Biden: ‘My Party Did Not Talk About’ Maintaining Middle Class, ‘Angry White Men’ Who Voted for Trump Aren’t Racist

During a speech at the University of Pennsylvania on Thursday, former Vice President Joe Biden argued that in 2016, the Democratic Party “did not talk what it always stood for, and that is how to maintain a burgeoning middle class.”

Biden stated that he thinks the choice between protecting American jobs and engaging with the world is “exaggerated.” He added, “Look, in a sense, we wouldn’t be having this conversation about American jobs, in the way it’s just been phrased, legitimately, by the president, were it not for 171,000 votes, 171,000 votes in four states, that put us in this position.”

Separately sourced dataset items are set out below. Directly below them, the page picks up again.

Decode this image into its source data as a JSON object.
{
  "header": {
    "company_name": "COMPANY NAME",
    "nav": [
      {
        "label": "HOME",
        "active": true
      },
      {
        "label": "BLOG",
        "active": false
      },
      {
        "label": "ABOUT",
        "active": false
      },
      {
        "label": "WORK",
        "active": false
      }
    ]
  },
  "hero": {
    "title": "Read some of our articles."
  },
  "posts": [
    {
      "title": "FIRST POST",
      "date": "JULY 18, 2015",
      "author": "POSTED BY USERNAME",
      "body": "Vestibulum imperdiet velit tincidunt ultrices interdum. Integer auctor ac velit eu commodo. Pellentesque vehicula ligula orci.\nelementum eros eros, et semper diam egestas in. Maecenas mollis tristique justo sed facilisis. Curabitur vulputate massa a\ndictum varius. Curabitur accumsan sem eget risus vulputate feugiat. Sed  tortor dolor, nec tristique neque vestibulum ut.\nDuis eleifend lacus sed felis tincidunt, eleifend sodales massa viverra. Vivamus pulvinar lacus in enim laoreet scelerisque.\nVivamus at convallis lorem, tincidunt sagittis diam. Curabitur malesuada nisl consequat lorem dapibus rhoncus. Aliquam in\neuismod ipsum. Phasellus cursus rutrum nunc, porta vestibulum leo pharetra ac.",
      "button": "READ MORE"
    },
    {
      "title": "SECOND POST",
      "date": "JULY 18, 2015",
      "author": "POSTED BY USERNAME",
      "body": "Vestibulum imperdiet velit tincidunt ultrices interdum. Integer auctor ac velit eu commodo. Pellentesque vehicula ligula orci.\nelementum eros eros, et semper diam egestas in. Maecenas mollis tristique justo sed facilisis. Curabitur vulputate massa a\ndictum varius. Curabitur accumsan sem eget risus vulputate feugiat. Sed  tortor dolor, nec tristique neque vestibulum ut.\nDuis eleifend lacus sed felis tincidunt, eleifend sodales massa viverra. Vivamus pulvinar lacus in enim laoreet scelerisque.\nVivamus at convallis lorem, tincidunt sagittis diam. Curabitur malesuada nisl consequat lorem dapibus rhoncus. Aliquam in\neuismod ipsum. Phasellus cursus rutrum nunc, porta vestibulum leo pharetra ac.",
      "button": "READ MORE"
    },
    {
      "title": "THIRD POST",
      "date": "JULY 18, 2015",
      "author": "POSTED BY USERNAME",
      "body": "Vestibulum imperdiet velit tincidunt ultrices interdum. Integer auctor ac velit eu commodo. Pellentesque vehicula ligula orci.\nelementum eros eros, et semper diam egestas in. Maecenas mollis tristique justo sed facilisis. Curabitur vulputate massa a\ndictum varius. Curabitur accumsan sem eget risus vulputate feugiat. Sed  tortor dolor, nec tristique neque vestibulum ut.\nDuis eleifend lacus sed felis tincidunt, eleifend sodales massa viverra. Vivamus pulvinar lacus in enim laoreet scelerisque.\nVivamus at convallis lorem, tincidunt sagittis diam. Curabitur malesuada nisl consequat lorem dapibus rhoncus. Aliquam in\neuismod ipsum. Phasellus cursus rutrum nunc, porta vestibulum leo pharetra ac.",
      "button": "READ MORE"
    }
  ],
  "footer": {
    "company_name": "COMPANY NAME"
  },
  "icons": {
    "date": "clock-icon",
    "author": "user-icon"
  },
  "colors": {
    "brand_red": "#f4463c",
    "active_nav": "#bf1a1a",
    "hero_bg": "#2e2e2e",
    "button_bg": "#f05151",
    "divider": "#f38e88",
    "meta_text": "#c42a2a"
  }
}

Biden continued that 2016 was the first campaign he could remember “where, my party did not talk what it always stood for, and that is how to maintain a burgeoning middle class. And the truth of the matter is, you didn’t hear a single solitary sentence in the last campaign about that guy working on the assembly making $60,000 a year, and the wife making $32,000 as a hostess in a restaurant…and they’ve got two kids, and they can’t make it, and they’re scared, and they’re frightened.” He further stated that while on the macro level, globalization has been a phenomenal success, but it has “left people behind.” And the global system is something the US needs more than anyone in the world.

Biden later said, “[Y]ou know, all those angry white men, you know, we talk about, that are racist. Guess what? Barack and I won them. Let’s get this straight. It wasn’t racist. They voted for a black man, twice in a row, but they didn’t this time. They didn’t this time, because they look out there, and they’re scared and no one’s talking to them.”

He also stated President Trump “has not created any jobs. He’s not going to create many jobs.” He also argued that it’s a “false choice” to try and decide between focusing on the white working class and being progressive.